Artikel ini mengkaji bagaimana nilai kepahlawanan dapat dipahami ulang dalam lanskap digital, dengan menyoroti pentingnya tindakan sosial yang tidak bergantung pada sorotan publik.
Melalui pendekatan reflektif-analitis, tulisan ini mengangkat konsep “pahlawan dalam keheningan algoritma”: sosok yang bekerja senyap, tetapi konsisten merawat kemanusiaan di tengah arus informasi yang cepat. Kepahlawanan, dalam konteks ini, tidak lagi bergantung pada monumentalitas tindakan, tetapi pada ketekunan menjaga kebenaran, solidaritas, dan persatuan.
Kata Kunci: Hari Pahlawan, era digital, heroisme, algoritma, literasi digital.
Pendahuluan
Hari Pahlawan berakar pada peristiwa Pertempuran Surabaya 10 November 1945, ketika rakyat menolak ultimatum Sekutu untuk menyerah.^1 Pertempuran itu menjadi simbol keberanian kolektif dan pengorbanan tanpa syarat. Bung Tomo dengan lantang menyerukan bahwa “selama banteng-banteng Indonesia masih mempunyai darah merah yang dapat membikin secarik kain putih menjadi merah dan putih, maka selama itu kita tidak akan menyerah kepada siapapun juga!”^2
Semangat itu lahir di medan yang sunyi dari kamera, sunyi dari perhitungan citra. Heroisme ketika itu adalah tindakan untuk sesuatu yang lebih besar daripada diri sendiri.

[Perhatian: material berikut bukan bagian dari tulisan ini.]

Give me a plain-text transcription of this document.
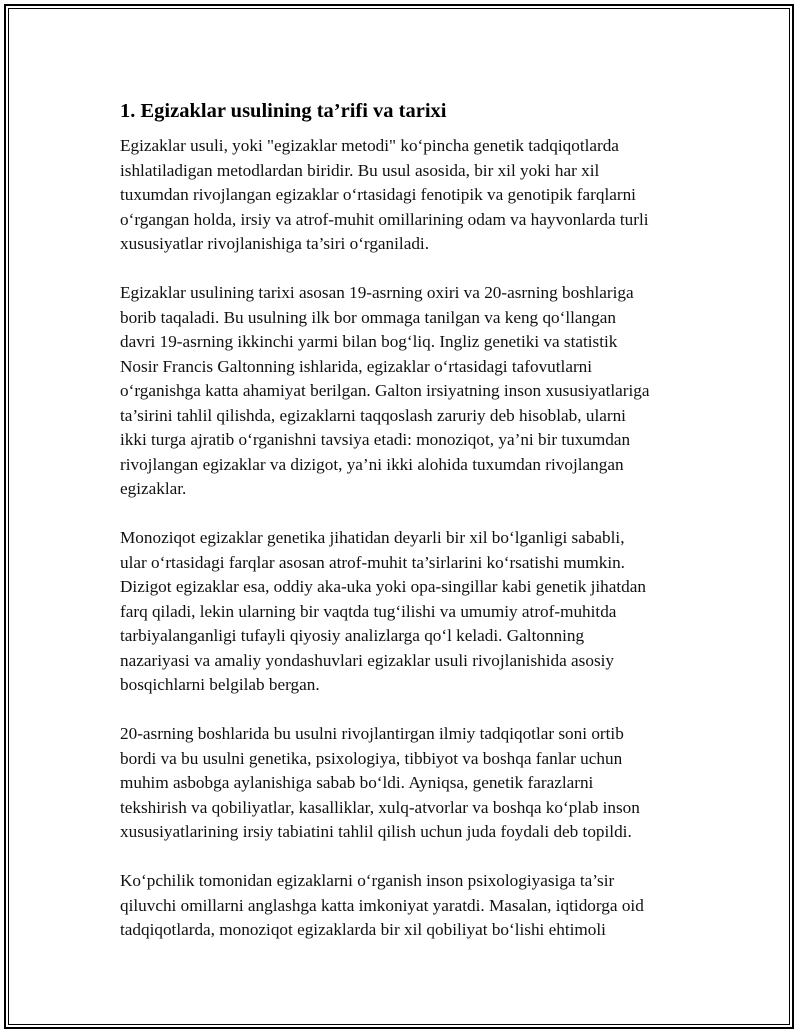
1. Egizaklar usulining ta’rifi va tarixi

Egizaklar usuli, yoki "egizaklar metodi" ko‘pincha genetik tadqiqotlarda
ishlatiladigan metodlardan biridir. Bu usul asosida, bir xil yoki har xil
tuxumdan rivojlangan egizaklar o‘rtasidagi fenotipik va genotipik farqlarni
o‘rgangan holda, irsiy va atrof-muhit omillarining odam va hayvonlarda turli
xususiyatlar rivojlanishiga ta’siri o‘rganiladi.

Egizaklar usulining tarixi asosan 19-asrning oxiri va 20-asrning boshlariga
borib taqaladi. Bu usulning ilk bor ommaga tanilgan va keng qo‘llangan
davri 19-asrning ikkinchi yarmi bilan bog‘liq. Ingliz genetiki va statistik
Nosir Francis Galtonning ishlarida, egizaklar o‘rtasidagi tafovutlarni
o‘rganishga katta ahamiyat berilgan. Galton irsiyatning inson xususiyatlariga
ta’sirini tahlil qilishda, egizaklarni taqqoslash zaruriy deb hisoblab, ularni
ikki turga ajratib o‘rganishni tavsiya etadi: monoziqot, ya’ni bir tuxumdan
rivojlangan egizaklar va dizigot, ya’ni ikki alohida tuxumdan rivojlangan
egizaklar.

Monoziqot egizaklar genetika jihatidan deyarli bir xil bo‘lganligi sababli,
ular o‘rtasidagi farqlar asosan atrof-muhit ta’sirlarini ko‘rsatishi mumkin.
Dizigot egizaklar esa, oddiy aka-uka yoki opa-singillar kabi genetik jihatdan
farq qiladi, lekin ularning bir vaqtda tug‘ilishi va umumiy atrof-muhitda
tarbiyalanganligi tufayli qiyosiy analizlarga qo‘l keladi. Galtonning
nazariyasi va amaliy yondashuvlari egizaklar usuli rivojlanishida asosiy
bosqichlarni belgilab bergan.

20-asrning boshlarida bu usulni rivojlantirgan ilmiy tadqiqotlar soni ortib
bordi va bu usulni genetika, psixologiya, tibbiyot va boshqa fanlar uchun
muhim asbobga aylanishiga sabab bo‘ldi. Ayniqsa, genetik farazlarni
tekshirish va qobiliyatlar, kasalliklar, xulq-atvorlar va boshqa ko‘plab inson
xususiyatlarining irsiy tabiatini tahlil qilish uchun juda foydali deb topildi.

Ko‘pchilik tomonidan egizaklarni o‘rganish inson psixologiyasiga ta’sir
qiluvchi omillarni anglashga katta imkoniyat yaratdi. Masalan, iqtidorga oid
tadqiqotlarda, monoziqot egizaklarda bir xil qobiliyat bo‘lishi ehtimoli
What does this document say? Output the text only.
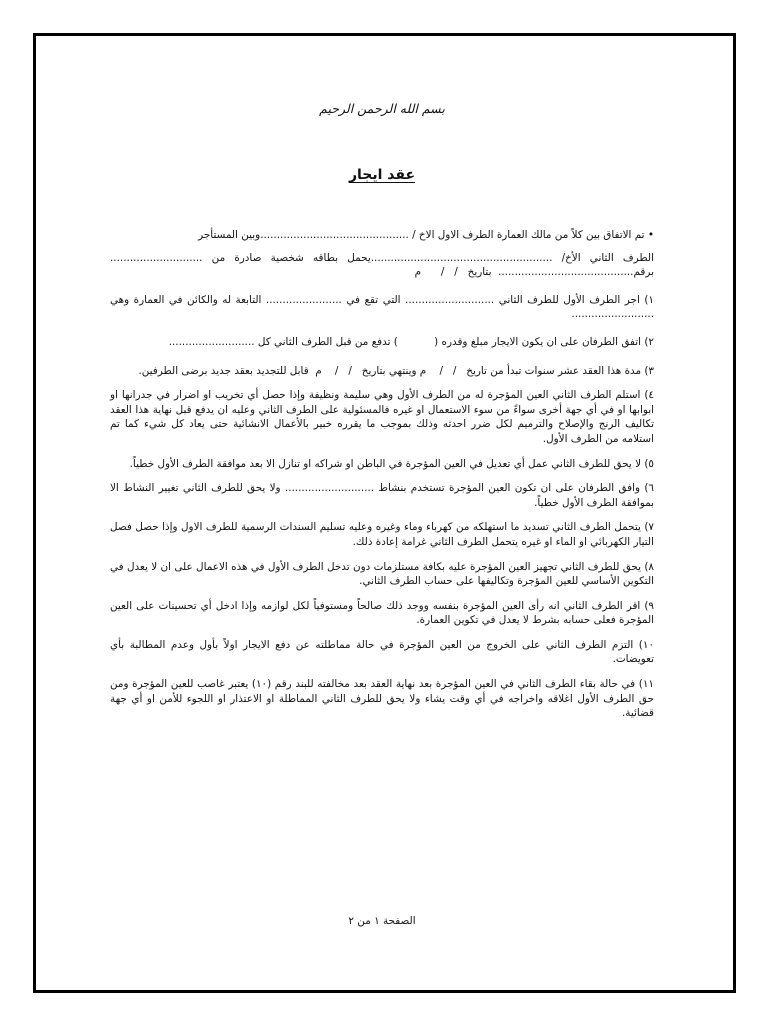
بسم الله الرحمن الرحيم
عقد ايجار

• تم الاتفاق بين كلاً من مالك العمارة الطرف الاول الاخ / .............................................وبين المستأجر

الطرف الثاني الأخ/ .......................................................يحمل بطاقه شخصية صادرة من ............................ برقم.........................................  بتاريخ   /   /      م

١) اجر الطرف الأول للطرف الثاني ........................... التي تقع في ....................... التابعة له والكائن في العمارة وهي .........................

٢) اتفق الطرفان على ان يكون الايجار مبلغ وقدره (           ) تدفع من قبل الطرف الثاني كل ..........................

٣) مدة هذا العقد عشر سنوات تبدأ من تاريخ   /   /    م وينتهي بتاريخ   /   /    م  قابل للتجديد بعقد جديد برضى الطرفين.

٤) استلم الطرف الثاني العين المؤجرة له من الطرف الأول وهي سليمة ونظيفة وإذا حصل أي تخريب او اضرار في جدرانها او ابوابها او في أي جهة أخرى سواءً من سوء الاستعمال او غيره فالمسئولية على الطرف الثاني وعليه ان يدفع قبل نهاية هذا العقد تكاليف الرنج والإصلاح والترميم لكل ضرر احدثه وذلك بموجب ما يقرره خبير بالأعمال الانشائية حتى يعاد كل شيء كما تم استلامه من الطرف الأول.

٥) لا يحق للطرف الثاني عمل أي تعديل في العين المؤجرة في الباطن او شراكه او تنازل الا بعد موافقة الطرف الأول خطياً.

٦) وافق الطرفان على ان تكون العين المؤجرة تستخدم بنشاط ........................... ولا يحق للطرف الثاني تغيير النشاط الا بموافقة الطرف الأول خطياً.

٧) يتحمل الطرف الثاني تسديد ما استهلكه من كهرباء وماء وغيره وعليه تسليم السندات الرسمية للطرف الاول وإذا حصل فصل التيار الكهربائي او الماء او غيره يتحمل الطرف الثاني غرامة إعادة ذلك.

٨) يحق للطرف الثاني تجهيز العين المؤجرة عليه بكافة مستلزمات دون تدخل الطرف الأول في هذه الاعمال على ان لا يعدل في التكوين الأساسي للعين المؤجرة وتكاليفها على حساب الطرف الثاني.

٩) اقر الطرف الثاني انه رأى العين المؤجرة بنفسه ووجد ذلك صالحاً ومستوفياً لكل لوازمه وإذا ادخل أي تحسينات على العين المؤجرة فعلى حسابه بشرط لا يعدل في تكوين العمارة.

١٠) التزم الطرف الثاني على الخروج من العين المؤجرة في حالة مماطلته عن دفع الايجار اولاً بأول وعدم المطالبة بأي تعويضات.

١١) في حالة بقاء الطرف الثاني في العين المؤجرة بعد نهاية العقد بعد مخالفته للبند رقم (١٠) يعتبر غاصب للعين المؤجرة ومن حق الطرف الأول اغلاقه واخراجه في أي وقت يشاء ولا يحق للطرف الثاني المماطلة او الاعتذار او اللجوء للأمن او أي جهة قضائية.

الصفحة ١ من ٢
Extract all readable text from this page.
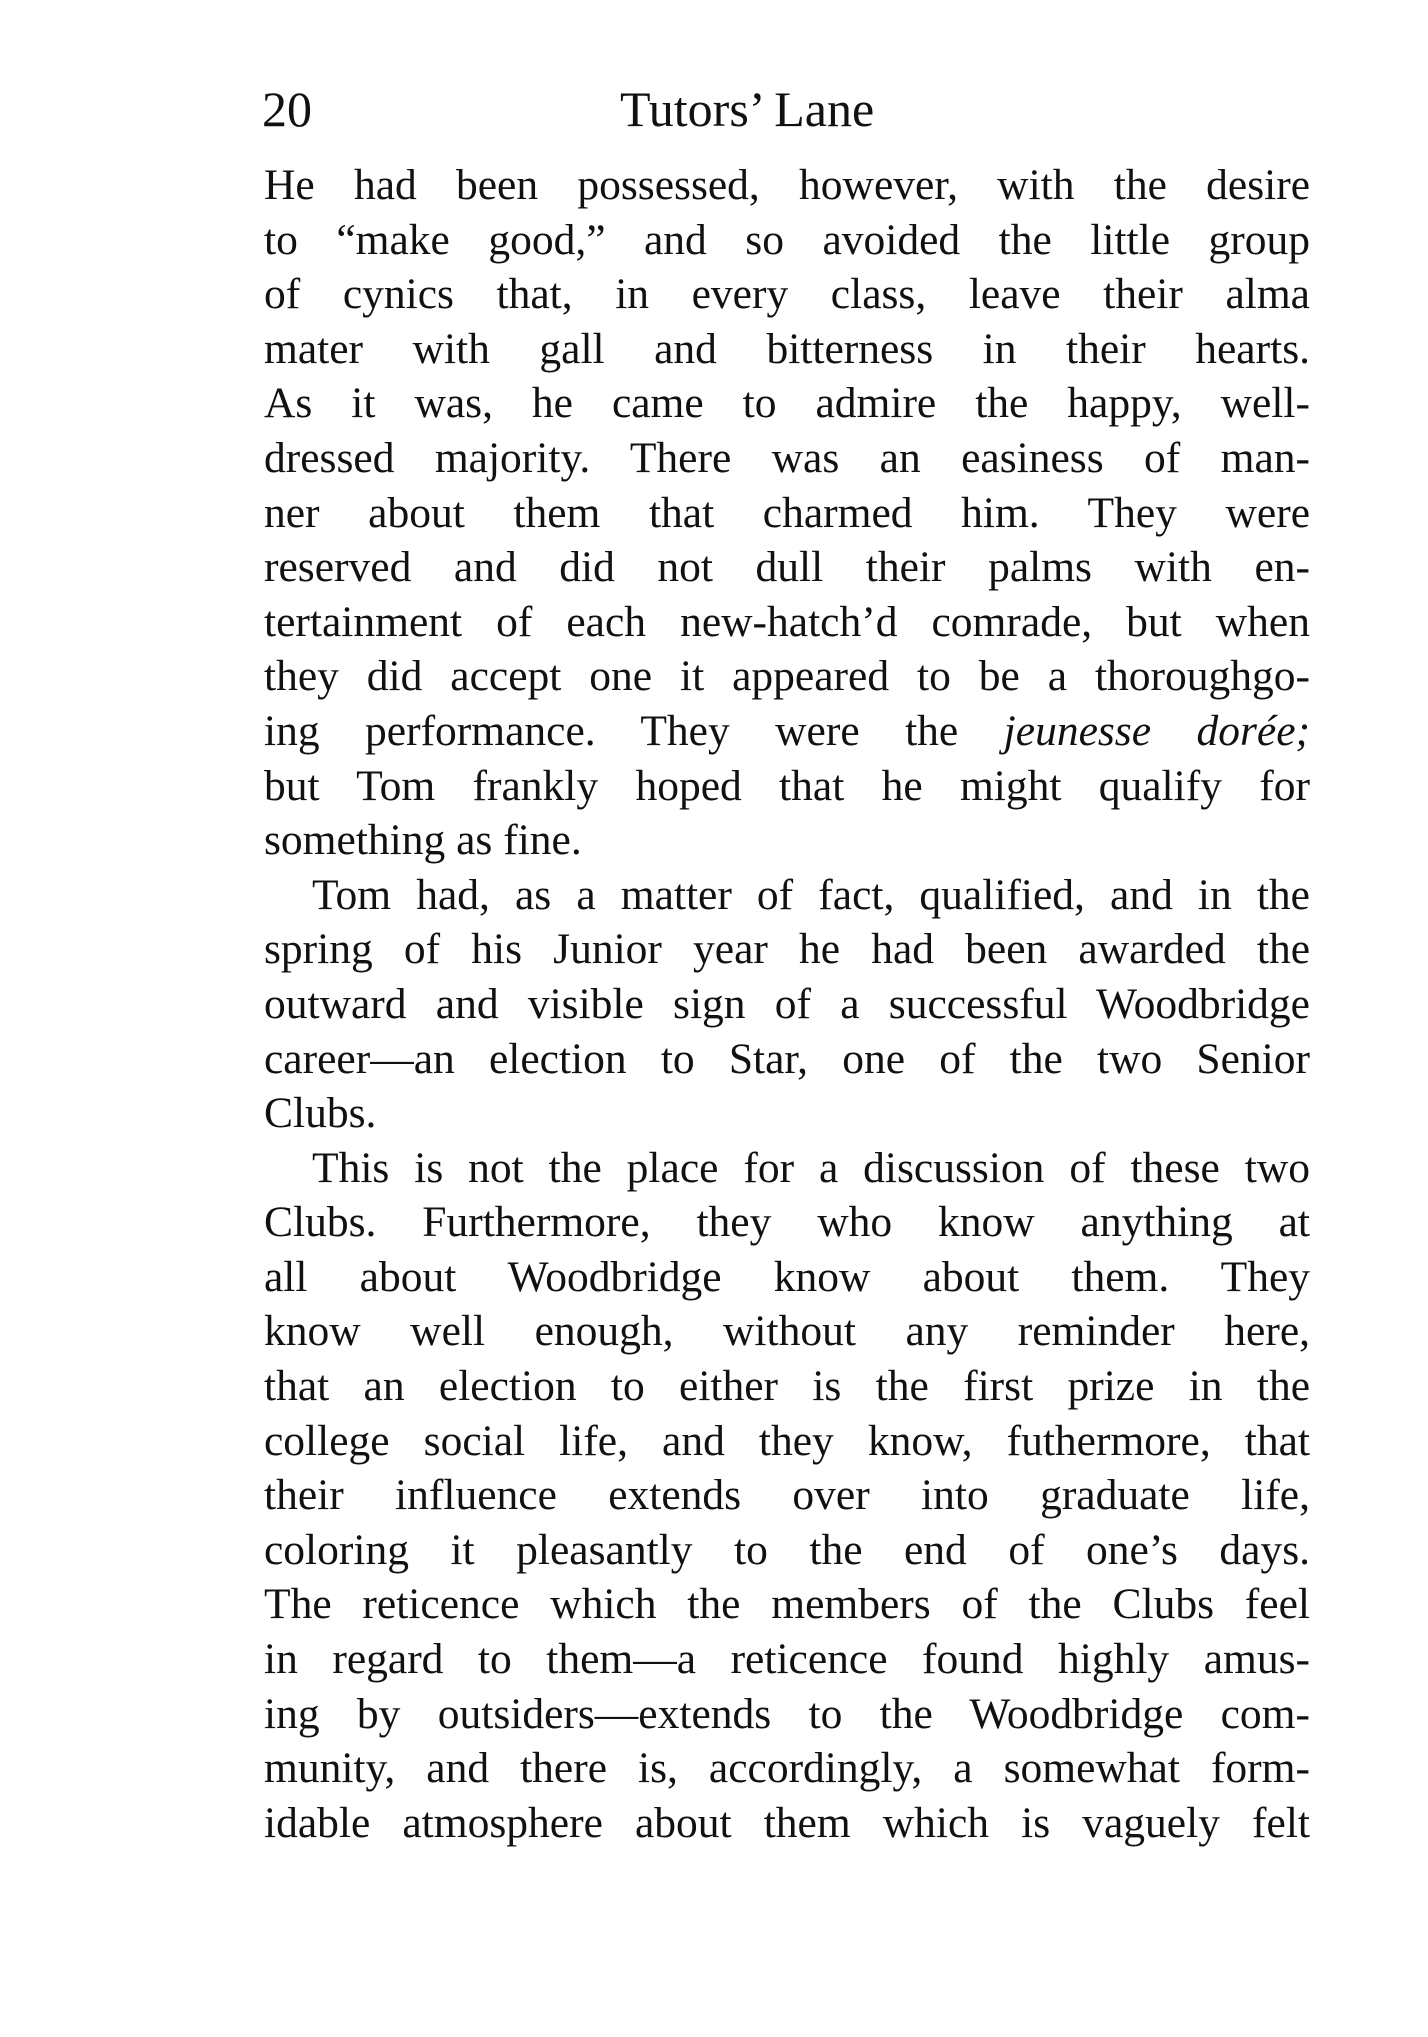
20	Tutors’ Lane
He had been possessed, however, with the desire
to “make good,” and so avoided the little group
of cynics that, in every class, leave their alma
mater with gall and bitterness in their hearts.
As it was, he came to admire the happy, well-
dressed majority. There was an easiness of man-
ner about them that charmed him. They were
reserved and did not dull their palms with en-
tertainment of each new-hatch’d comrade, but when
they did accept one it appeared to be a thoroughgo-
ing performance. They were the jeunesse dorée;
but Tom frankly hoped that he might qualify for
something as fine.
Tom had, as a matter of fact, qualified, and in the
spring of his Junior year he had been awarded the
outward and visible sign of a successful Woodbridge
career—an election to Star, one of the two Senior
Clubs.
This is not the place for a discussion of these two
Clubs. Furthermore, they who know anything at
all about Woodbridge know about them. They
know well enough, without any reminder here,
that an election to either is the first prize in the
college social life, and they know, futhermore, that
their influence extends over into graduate life,
coloring it pleasantly to the end of one’s days.
The reticence which the members of the Clubs feel
in regard to them—a reticence found highly amus-
ing by outsiders—extends to the Woodbridge com-
munity, and there is, accordingly, a somewhat form-
idable atmosphere about them which is vaguely felt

Namun, dalam era digital, ruang sosial dimediasi oleh algoritma yang menentukan apa yang terlihat dan apa yang tidak. Yang tampak dianggap penting; yang sunyi dianggap tidak relevan.
Heroisme dan Pergeseran Makna
Dalam tradisi Indonesia, pahlawan bukan hanya figur yang mengangkat senjata, tetapi siapapun yang mengutamakan kepentingan kolektif di atas egonya. Namun budaya digital kini mendorong logika performativitas. Byung-Chul Han menyebut era digital sebagai “society of exhibition, where the value of the self is measured by its visibility.”^3
Kebaikan yang tidak terlihat sering dianggap kurang bernilai.
Lalu muncul pertanyaan etis penting:
Apakah kebaikan yang sunyi tetap bernilai di masyarakat yang mengukur segalanya dari hasil tampil?
Artikel ini menjawab: ya — dan justru di situ letak nilai kepahlawanannya.
Algoritma dan Intervensi Ruang Publik
Ruang publik digital bukan lagi netral. Algoritma media sosial mempromosikan konten yang memicu keterlibatan emosional tinggi—amarah, sensasi, konflik.^4
Sebaliknya, konten edukasi, empati, atau reflektif sering tertutup.
Akibatnya:
- Narasi perpecahan lebih terdorong daripada persatuan.
- Ketulusan kalah oleh pencitraan.
- Solidaritas sunyi tidak terbaca sistem.
Heroisme tidak hilang, tetapi tertindih pola amplifikasi algoritmik.
Pahlawan dalam Keheningan Algoritma
Pahlawan hari ini tidak selalu berada di podium publik. Mereka berada di:
- Komunitas literasi digital, mengajarkan orang tua membedakan hoaks dari fakta.
- Forum dialog antaragama yang menjaga ruang percakapan tetap manusiawi.
- Jaringan relawan sosial yang menolong tanpa mengunggah dokumentasi.
- Ruang pendidikan, di mana guru bertahan mendidik generasi yang gelisah informasi.
- Lingkup riset dan arsip sejarah, menjaga ingatan kolektif bangsa agar tidak terhapus.
Mereka bekerja tanpa tepuk tangan.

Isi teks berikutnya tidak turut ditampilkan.